So reports SCOTUSblog. There was one dissent. More to come…
UPDATE: You can read the order here. Justice Stevens dissented, but he has not issued any opinion related to his dissent. The stay remains in effect until a petition for cert. is considered in timely fashion, with the result being that the information will not be disclosed until (at the least) after the election. That is somewhat problematic, not for formal mootness grounds, but because the interests in disclosure are different before and after the election.
I think that either in this case or eventually the Court is going to have to address disclosure issues again. The Court has generally been supportive of disclosure in the campaign finance context, but it has recognized in the McIntyre case some right to anonymous campaign spending. It has also been less supportive of disclosure in the context of ballot measure circulation, with the leading case here the ACLF case.

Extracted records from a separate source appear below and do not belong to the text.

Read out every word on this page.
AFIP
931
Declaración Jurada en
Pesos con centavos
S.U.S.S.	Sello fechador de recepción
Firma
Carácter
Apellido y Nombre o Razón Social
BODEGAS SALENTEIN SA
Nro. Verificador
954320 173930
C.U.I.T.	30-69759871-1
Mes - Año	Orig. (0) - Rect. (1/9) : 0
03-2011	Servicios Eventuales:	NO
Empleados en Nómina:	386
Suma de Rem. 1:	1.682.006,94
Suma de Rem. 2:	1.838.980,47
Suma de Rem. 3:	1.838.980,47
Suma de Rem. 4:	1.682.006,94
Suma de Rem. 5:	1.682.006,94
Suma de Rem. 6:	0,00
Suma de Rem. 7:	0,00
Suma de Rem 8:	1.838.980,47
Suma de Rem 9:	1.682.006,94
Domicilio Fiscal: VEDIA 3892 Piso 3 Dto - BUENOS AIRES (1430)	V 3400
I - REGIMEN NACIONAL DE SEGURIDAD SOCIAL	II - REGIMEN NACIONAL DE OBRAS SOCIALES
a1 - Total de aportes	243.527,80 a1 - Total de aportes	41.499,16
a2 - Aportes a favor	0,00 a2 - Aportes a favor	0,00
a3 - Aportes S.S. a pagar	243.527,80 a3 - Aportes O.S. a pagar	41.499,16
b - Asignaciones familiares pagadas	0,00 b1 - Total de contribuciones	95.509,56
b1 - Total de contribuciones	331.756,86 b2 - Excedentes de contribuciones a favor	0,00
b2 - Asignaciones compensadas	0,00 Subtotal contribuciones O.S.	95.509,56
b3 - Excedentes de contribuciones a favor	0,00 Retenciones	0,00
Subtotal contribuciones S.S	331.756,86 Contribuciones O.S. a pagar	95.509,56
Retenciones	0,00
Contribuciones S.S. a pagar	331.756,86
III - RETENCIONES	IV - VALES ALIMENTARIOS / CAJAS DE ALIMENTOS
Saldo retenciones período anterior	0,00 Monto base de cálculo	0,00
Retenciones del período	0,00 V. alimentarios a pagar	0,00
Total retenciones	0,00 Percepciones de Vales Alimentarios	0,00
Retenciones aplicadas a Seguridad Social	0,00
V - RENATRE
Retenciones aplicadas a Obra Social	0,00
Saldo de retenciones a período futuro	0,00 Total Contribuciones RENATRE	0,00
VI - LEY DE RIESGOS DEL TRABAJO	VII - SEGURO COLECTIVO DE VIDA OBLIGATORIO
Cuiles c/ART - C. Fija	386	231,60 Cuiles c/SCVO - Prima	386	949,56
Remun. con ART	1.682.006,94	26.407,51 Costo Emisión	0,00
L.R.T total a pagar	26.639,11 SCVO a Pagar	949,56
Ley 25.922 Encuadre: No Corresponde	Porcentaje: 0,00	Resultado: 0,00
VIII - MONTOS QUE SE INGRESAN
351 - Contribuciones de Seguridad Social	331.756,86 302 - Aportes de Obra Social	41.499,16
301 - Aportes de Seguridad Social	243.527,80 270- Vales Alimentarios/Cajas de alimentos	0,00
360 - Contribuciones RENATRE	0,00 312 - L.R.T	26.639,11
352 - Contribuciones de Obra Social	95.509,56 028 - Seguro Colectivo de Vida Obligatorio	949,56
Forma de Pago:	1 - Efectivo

Notably, all of these issues arose before the Internet revolution, and the ease with which information flows on the Internet in a way that it never has before. One of the most thoughtful pieces on this question is Bill McGeveran’s Mrs. McIntyre’s Checkbook.
And there’s a discussion of these issues at pages 64-66 of the 2009 supplement the the Lowenstein, Hasen, and Tokaji casebook in relation to the disclosure of donors to California’s Prop. 8 measure. The Washington case differs in that these are ballot measure signers, not contributors.